The Soulless Design World of Instagram

I love beautiful surroundings, and until the last two years, I looked to Instagram when seeking inspiration for my home. No more. The aesthetics of home design from major industry players has become predictable, boring and soulless.

The question is, why are we accepting ugly, bland or conformist styles as something we must emulate and admire? The late great Roger Scruton, a rare intellectual conservative and beautiful soul himself, spoke often of the importance of beauty and our modern lack thereof.

Scruton not only discussed the ugliness of modern architecture, but the importance of beauty in music, desirable spaces and why the progressive movement has sought to give us mutton for cupcakes.

Like many of you, I am yearning for a more beautiful world, where Hollywood starlets don’t show up to the Oscars with barely a wisp of clothes on and the Architectural Digest doesn’t feature one more home with an out-sized concrete ball in the middle of the room.

If the interior design world were to think through the thoroughly tired and long-lasting trend of shabby chic or modern farmhouse, they would more than likely say it was America’s way of yearning for a more simpler time, but they’d be wrong.

When all the trimmings of a Laura Ashley home were stripped and we stared at our ugly new construction, builder-grade homes we could actually afford, we have been left longing. At least Laura hid our nakedness in florals and chintz for a fleeting decade, or so we thought.

We are at least two generations deep in negative space, space where once beautiful crown molding, craftmanship and delightful angles and awkward nooks once stood. We were, essentially, left holding our hollow doors open for ugly.

How does one, after all, make drywall, cheap siding and wi-fi outlets into a beautiful home?

The purveyors of Architectural Digest have all the money in the world to create truly beautiful spaces, yet they, too, have fallen into the same ugly trap as us deplorables at the bottom of the socioeconomic scale.

Always behind the curve, I finally starting watching Downton Abbey, and was suddenly awash in inspiration. The wall coverings, the lamps, the curved furniture, dinnerware, chandeliers, beautiful rugs and wall hangings were like a breath of fresh air.

The lines of the estate could not be more beautiful to the eye, as are the meticulously groomed gardens and grounds.

The real Downton Abbey.

While Instagram feeds us boho fodder—fiddler leaves and macrame—and “understated” tan rooms decorated in Southwestern cattle horns and ethnic patterns, my soul has already left the building.

This is not the foundation on which to build our lives. We need a foundation for our soul, our traditions and our longing for home. We need a decent canvass for God’s sake.

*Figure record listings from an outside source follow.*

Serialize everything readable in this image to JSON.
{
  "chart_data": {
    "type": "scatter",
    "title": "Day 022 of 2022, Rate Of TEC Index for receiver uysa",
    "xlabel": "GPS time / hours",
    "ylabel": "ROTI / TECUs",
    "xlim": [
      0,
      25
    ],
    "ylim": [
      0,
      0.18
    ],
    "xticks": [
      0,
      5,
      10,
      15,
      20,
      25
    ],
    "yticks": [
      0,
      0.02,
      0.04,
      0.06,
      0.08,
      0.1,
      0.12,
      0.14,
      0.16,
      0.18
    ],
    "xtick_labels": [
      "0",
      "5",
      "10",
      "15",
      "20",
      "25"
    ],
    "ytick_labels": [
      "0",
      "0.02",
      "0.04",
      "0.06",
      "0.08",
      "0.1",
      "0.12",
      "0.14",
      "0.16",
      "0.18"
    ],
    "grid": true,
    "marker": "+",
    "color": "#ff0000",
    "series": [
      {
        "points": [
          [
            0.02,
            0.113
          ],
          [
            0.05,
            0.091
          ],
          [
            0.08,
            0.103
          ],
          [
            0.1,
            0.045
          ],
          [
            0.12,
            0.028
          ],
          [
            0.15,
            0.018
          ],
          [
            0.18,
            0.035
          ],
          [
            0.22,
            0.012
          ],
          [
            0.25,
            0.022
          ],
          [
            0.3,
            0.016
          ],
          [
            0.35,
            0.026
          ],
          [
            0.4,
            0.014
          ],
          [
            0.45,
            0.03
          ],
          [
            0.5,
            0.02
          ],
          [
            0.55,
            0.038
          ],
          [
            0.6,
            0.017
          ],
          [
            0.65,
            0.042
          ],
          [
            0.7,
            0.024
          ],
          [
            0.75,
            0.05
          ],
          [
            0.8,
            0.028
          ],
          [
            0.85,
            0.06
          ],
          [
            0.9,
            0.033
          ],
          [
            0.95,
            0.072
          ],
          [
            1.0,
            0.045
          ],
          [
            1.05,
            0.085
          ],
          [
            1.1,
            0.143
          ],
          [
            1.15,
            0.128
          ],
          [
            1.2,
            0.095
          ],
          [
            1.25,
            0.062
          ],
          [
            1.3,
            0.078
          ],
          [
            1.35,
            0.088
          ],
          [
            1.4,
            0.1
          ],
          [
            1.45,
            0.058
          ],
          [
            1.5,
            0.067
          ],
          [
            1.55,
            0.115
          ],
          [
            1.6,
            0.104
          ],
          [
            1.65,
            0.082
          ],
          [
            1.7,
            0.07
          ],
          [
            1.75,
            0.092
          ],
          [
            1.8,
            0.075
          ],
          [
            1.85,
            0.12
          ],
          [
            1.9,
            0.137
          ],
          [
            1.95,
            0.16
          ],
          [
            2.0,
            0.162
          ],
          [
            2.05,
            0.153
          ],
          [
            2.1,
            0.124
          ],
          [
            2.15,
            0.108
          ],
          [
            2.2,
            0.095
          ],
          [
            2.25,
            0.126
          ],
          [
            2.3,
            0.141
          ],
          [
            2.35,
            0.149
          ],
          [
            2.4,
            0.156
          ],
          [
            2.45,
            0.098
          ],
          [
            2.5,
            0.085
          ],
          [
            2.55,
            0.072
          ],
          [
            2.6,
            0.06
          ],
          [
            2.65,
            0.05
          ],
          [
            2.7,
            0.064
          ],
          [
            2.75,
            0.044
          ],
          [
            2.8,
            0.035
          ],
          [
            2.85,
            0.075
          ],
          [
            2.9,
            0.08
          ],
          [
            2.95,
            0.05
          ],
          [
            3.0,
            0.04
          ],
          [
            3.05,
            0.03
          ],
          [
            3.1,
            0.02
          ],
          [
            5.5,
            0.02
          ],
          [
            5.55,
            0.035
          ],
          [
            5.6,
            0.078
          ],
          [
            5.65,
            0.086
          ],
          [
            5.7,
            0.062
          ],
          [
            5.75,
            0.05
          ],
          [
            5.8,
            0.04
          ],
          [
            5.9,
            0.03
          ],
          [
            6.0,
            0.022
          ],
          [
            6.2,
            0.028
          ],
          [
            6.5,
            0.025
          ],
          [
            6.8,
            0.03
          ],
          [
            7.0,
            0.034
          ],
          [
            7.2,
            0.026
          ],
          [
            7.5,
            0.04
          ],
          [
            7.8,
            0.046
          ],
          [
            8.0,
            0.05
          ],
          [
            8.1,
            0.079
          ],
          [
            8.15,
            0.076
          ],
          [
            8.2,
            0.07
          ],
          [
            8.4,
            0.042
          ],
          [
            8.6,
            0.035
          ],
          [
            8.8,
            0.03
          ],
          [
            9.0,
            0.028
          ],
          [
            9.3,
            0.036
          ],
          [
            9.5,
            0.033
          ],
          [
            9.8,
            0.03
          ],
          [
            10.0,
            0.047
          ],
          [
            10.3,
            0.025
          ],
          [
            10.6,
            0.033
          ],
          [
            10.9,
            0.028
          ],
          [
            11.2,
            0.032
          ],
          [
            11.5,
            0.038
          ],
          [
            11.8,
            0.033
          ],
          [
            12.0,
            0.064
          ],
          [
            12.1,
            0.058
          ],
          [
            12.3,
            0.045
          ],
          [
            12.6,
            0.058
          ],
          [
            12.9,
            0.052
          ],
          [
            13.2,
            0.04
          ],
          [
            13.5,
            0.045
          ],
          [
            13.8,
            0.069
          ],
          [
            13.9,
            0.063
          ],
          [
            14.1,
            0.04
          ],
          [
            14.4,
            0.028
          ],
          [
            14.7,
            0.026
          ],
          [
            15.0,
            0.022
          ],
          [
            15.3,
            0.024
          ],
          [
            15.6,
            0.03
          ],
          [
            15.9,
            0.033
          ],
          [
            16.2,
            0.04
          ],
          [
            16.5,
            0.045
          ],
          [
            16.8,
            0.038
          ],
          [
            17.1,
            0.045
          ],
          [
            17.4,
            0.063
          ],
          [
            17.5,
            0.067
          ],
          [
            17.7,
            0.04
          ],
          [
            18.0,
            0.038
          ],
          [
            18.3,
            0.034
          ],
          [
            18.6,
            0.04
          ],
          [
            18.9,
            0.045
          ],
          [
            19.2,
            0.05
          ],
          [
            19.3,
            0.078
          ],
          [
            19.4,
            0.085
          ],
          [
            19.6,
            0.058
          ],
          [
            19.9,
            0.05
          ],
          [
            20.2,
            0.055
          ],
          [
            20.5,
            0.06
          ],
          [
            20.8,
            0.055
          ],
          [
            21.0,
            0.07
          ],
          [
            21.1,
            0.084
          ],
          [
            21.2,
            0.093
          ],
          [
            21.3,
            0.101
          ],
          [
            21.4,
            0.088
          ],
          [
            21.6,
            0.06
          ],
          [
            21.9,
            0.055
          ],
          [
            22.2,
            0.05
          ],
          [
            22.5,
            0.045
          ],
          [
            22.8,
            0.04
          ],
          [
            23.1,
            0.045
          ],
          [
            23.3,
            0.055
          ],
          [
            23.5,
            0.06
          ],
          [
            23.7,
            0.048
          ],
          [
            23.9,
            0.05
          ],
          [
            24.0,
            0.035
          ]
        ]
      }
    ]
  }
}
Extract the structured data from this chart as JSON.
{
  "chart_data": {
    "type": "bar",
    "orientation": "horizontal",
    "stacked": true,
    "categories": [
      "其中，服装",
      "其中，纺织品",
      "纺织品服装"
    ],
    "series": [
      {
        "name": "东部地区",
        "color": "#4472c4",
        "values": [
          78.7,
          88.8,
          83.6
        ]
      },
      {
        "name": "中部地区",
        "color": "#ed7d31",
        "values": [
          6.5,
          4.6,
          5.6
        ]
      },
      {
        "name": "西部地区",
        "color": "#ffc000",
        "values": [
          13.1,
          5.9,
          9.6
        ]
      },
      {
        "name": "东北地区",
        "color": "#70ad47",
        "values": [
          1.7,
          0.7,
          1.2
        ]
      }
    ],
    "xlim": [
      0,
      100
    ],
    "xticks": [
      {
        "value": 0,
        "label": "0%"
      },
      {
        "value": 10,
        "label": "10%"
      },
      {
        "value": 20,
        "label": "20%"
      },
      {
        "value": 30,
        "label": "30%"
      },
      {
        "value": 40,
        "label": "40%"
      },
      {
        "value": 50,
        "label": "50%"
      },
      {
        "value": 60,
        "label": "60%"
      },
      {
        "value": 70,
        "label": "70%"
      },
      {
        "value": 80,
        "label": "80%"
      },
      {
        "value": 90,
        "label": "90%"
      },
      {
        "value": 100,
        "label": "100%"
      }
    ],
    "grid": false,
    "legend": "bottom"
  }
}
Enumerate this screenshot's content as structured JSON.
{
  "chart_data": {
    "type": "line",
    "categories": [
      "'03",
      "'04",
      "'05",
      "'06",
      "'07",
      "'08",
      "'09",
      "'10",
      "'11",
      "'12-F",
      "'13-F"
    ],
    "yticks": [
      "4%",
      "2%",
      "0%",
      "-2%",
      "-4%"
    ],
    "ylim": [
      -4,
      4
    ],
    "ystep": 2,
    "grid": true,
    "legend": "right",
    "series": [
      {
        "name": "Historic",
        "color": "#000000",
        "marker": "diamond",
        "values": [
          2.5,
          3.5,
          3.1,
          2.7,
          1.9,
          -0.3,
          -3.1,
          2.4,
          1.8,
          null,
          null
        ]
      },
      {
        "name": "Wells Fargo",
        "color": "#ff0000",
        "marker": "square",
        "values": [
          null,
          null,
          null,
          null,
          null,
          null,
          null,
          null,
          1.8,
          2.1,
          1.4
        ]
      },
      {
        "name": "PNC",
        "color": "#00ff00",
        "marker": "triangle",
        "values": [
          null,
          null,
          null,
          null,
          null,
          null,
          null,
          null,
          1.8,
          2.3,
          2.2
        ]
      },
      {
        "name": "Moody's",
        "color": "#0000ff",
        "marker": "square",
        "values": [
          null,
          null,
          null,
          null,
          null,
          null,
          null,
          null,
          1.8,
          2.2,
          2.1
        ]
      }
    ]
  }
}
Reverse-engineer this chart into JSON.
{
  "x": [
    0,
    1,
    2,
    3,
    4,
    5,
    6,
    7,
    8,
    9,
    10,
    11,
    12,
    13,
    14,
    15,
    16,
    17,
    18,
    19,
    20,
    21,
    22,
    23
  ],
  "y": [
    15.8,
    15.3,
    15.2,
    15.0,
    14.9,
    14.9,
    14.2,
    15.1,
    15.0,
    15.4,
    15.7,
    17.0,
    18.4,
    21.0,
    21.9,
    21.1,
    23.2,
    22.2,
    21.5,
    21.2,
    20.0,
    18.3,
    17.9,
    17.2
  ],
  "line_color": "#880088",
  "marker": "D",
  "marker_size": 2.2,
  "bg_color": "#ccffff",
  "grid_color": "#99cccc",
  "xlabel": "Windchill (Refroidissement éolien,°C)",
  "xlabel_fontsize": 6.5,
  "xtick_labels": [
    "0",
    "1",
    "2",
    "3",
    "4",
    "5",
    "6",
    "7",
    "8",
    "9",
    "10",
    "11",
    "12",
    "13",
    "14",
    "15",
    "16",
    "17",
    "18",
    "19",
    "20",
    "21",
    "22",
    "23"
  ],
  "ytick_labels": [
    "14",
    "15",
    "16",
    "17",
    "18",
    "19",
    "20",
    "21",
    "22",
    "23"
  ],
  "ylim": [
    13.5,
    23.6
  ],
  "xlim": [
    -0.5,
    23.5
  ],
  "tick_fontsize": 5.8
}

Like fast fashion, the realm of interior design and architect for the working man, has been relegated to the design bin. Gone are the ideas of proportion and symmetry—so pleasing to the eye—and the importance of form, which gives peace to the soul.

“In” are the mean and minimalistic designs meant to please modern men, as they do in the fashion world.

Gone are the curves, depth and interest once found in furniture, wall coverings and textiles. The layers, the time, the beauty and the care of beautiful objects passed from generation to generation.

Progressives seek to burn down our past and rebuild it with something new, but are we taking the time to examine whether what they are offering has any merit? Is our music, our homes, our fashions or our culture more beautiful, or are they abased?